4. Increases the risk of anxiety and depression


By no means is this comprehensive of all the challenges that are faced in relation to medical help-seeking. Each experience is different - this is simply skimming the surface of the disparities that exist. Given the pattern of bias in medical help-seeking and the detrimental effect that medical gaslighting can have on individuals and their health outcomes, it’s important that seeking help and treatment is a collaborative process that promotes validation and discourages stigma.


References


[1] Defenderfer, E. K., Bauer, K., Igler, E., Uihlein, J. A., & Davies, W. (2018). The experience of pain dismissal in adolescence. The Clinical Journal of Pain, 34(2), 162-167.


[2] Hoffmann, D. E., & Tarzian, A. J. (2001). The girl who cried pain: a bias against women in the treatment of pain. Journal of Law, Medicine & Ethics, 29(1), 13-27.


[3] Nahin, R. L. (2015). Estimates of pain prevalence and severity in adults: United States, 2012. The Journal of Pain, 16(8), 769-780.

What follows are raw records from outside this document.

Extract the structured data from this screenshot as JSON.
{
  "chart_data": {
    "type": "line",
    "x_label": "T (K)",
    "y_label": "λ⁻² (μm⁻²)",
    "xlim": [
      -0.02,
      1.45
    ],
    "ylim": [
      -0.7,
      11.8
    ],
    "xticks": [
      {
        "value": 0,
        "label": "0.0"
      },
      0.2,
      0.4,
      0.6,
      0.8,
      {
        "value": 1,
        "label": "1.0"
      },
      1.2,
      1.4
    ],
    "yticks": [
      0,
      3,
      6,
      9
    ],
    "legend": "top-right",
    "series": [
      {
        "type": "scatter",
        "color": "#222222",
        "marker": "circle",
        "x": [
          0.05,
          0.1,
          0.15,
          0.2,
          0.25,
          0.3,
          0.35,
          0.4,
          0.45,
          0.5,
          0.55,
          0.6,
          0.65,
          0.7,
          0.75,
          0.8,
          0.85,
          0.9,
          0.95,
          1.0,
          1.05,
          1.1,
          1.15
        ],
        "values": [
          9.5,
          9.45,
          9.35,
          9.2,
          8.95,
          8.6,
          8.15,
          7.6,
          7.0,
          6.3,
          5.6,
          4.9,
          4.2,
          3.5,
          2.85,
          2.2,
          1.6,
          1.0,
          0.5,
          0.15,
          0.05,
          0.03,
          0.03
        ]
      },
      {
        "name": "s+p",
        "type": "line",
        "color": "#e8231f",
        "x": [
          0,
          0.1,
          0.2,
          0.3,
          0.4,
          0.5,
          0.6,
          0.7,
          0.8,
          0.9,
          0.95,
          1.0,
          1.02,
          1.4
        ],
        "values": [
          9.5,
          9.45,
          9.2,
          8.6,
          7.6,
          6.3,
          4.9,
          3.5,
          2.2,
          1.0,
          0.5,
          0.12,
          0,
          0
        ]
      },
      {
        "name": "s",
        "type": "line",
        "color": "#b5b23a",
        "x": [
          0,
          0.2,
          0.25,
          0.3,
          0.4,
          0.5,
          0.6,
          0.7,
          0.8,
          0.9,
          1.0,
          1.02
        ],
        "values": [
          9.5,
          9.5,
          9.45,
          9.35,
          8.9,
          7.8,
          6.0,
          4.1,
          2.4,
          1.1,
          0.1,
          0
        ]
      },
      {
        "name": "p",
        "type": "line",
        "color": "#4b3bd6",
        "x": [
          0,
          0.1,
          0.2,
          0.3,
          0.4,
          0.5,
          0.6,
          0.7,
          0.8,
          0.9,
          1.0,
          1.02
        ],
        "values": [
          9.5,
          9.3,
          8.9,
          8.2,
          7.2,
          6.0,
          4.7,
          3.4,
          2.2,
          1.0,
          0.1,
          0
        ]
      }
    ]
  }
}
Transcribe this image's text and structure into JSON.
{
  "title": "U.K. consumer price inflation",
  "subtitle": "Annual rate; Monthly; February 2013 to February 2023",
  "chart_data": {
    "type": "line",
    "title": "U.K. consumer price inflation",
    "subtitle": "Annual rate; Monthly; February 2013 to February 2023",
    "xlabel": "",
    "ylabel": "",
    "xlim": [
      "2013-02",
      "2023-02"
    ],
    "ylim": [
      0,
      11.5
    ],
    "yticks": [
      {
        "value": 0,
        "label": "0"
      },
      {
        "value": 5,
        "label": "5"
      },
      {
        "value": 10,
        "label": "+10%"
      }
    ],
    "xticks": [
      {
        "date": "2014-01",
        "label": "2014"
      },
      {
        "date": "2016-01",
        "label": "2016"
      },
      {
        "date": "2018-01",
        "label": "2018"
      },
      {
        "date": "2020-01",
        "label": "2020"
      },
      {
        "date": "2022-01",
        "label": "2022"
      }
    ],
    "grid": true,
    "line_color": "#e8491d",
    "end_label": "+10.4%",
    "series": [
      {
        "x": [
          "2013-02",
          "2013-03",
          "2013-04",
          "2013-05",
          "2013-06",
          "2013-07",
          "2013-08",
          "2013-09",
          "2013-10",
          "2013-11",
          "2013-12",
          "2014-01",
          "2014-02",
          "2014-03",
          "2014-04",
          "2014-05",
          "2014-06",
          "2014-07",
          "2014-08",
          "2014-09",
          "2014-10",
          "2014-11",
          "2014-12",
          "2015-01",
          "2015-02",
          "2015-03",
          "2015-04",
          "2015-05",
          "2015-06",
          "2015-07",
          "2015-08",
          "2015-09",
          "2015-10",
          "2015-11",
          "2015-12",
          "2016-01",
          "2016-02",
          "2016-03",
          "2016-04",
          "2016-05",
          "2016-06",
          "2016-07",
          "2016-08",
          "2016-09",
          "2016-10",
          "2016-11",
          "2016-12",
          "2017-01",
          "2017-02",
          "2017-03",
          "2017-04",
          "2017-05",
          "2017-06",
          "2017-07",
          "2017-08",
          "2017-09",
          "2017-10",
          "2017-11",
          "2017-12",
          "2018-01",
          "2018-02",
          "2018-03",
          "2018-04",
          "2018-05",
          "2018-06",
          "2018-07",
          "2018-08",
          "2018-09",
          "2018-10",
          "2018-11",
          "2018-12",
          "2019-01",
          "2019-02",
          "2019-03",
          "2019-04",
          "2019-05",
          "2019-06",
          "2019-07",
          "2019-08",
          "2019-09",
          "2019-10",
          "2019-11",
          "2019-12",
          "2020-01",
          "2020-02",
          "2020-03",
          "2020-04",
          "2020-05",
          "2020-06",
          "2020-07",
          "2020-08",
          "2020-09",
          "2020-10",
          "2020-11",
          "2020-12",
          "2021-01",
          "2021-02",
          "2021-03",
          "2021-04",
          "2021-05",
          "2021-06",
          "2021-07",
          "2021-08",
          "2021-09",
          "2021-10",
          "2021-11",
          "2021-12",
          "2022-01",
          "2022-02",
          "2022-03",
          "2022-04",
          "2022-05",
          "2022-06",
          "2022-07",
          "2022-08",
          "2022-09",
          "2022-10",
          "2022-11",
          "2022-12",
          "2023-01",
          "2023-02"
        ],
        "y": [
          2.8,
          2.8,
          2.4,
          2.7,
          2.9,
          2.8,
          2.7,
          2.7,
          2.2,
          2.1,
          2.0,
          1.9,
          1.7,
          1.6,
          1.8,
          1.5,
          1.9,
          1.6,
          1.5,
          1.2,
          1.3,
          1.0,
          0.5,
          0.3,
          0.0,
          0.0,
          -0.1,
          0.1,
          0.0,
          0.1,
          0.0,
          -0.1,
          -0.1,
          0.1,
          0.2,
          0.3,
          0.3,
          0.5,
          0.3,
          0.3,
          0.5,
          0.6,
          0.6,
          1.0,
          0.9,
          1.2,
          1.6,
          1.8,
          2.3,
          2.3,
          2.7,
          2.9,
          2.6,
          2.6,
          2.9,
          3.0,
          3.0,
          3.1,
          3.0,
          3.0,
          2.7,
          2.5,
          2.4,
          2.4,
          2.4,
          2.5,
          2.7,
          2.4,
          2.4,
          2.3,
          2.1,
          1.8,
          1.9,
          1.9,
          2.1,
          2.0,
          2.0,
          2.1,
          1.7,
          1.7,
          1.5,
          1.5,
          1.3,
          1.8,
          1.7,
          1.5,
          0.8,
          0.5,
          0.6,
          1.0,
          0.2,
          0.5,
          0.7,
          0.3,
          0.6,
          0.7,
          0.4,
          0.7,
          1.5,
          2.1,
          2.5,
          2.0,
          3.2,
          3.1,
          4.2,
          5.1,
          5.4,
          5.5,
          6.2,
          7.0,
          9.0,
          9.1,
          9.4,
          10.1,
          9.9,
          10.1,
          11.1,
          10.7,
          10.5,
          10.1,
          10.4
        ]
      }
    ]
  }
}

[4] King, S., Chambers, C. T., Huguet, A., MacNevin, R. C., McGrath, P. J., Parker, L., & MacDonald, A. J. (2011). The epidemiology of chronic pain in children and adolescents revisited: a systematic review. Pain, 152(12), 2729-2738.

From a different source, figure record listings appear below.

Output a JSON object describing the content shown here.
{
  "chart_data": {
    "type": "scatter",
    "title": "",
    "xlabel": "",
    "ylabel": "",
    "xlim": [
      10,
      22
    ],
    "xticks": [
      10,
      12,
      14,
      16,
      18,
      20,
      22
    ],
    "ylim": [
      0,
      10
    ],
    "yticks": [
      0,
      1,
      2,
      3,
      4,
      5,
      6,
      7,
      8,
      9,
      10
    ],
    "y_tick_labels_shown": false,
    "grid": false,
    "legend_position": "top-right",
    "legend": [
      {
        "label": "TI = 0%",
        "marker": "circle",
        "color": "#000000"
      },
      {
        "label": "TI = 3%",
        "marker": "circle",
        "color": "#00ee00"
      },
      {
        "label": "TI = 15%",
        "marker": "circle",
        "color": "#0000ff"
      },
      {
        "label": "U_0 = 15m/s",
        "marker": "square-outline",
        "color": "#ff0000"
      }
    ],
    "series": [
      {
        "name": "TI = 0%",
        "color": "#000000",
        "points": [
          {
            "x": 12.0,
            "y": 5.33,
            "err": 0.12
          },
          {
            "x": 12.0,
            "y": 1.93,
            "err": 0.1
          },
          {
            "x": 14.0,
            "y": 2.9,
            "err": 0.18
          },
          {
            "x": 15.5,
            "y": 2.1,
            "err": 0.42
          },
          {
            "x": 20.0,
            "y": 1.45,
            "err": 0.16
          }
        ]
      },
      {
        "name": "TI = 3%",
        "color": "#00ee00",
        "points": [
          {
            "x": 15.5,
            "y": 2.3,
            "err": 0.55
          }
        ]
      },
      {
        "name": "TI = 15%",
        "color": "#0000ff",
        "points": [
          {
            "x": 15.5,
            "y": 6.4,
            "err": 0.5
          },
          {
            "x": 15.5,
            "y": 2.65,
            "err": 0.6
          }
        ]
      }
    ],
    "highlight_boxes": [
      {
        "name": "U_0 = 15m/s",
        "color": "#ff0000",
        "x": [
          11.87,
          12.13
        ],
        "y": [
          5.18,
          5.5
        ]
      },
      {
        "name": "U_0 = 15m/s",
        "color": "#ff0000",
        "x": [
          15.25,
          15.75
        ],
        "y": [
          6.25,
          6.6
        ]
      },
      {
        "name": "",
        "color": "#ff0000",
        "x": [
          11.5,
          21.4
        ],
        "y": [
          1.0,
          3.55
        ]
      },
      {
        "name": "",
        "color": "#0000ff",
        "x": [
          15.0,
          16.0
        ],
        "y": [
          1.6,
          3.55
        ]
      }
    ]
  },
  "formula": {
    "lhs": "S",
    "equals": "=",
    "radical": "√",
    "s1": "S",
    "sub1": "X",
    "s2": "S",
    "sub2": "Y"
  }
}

[5] Rusconi, P., Riva, P., Cherubini, P., & Montali, L. (2010). Taking into account the observers' uncertainty: a graduated approach to the credibility of the patient's pain evaluation. Journal of behavioral medicine, 33(1), 60–71. https://doi.org/10.1007/s10865-009-9232-5


[6] Stålnacke, B. M., Haukenes, I., Lehti, A., Wiklund, A. F., Wiklund, M., & Hammarström, A. (2015). Is there a gender bias in recommendations for further rehabilitation in primary care of patients with chronic pain after an interdisciplinary team assessment?. Journal of rehabilitation medicine, 47(4), 365–371. https://doi.org/10.2340/16501977-1936


[7] Hamed, S., Bradby, H., Ahlberg, B. M., & Thapar-Björkert, S. (2022). Racism in healthcare: a scoping review. BMC Public Health, 22(1), 1-22.


[8] Altman, M. R., Oseguera, T., McLemore, M. R., Kantrowitz-Gordon, I., Franck, L. S., & Lyndon, A. (2019). Information and power: Women of color's experiences interacting with health care providers in pregnancy and birth. Social science & medicine, 238, 112491.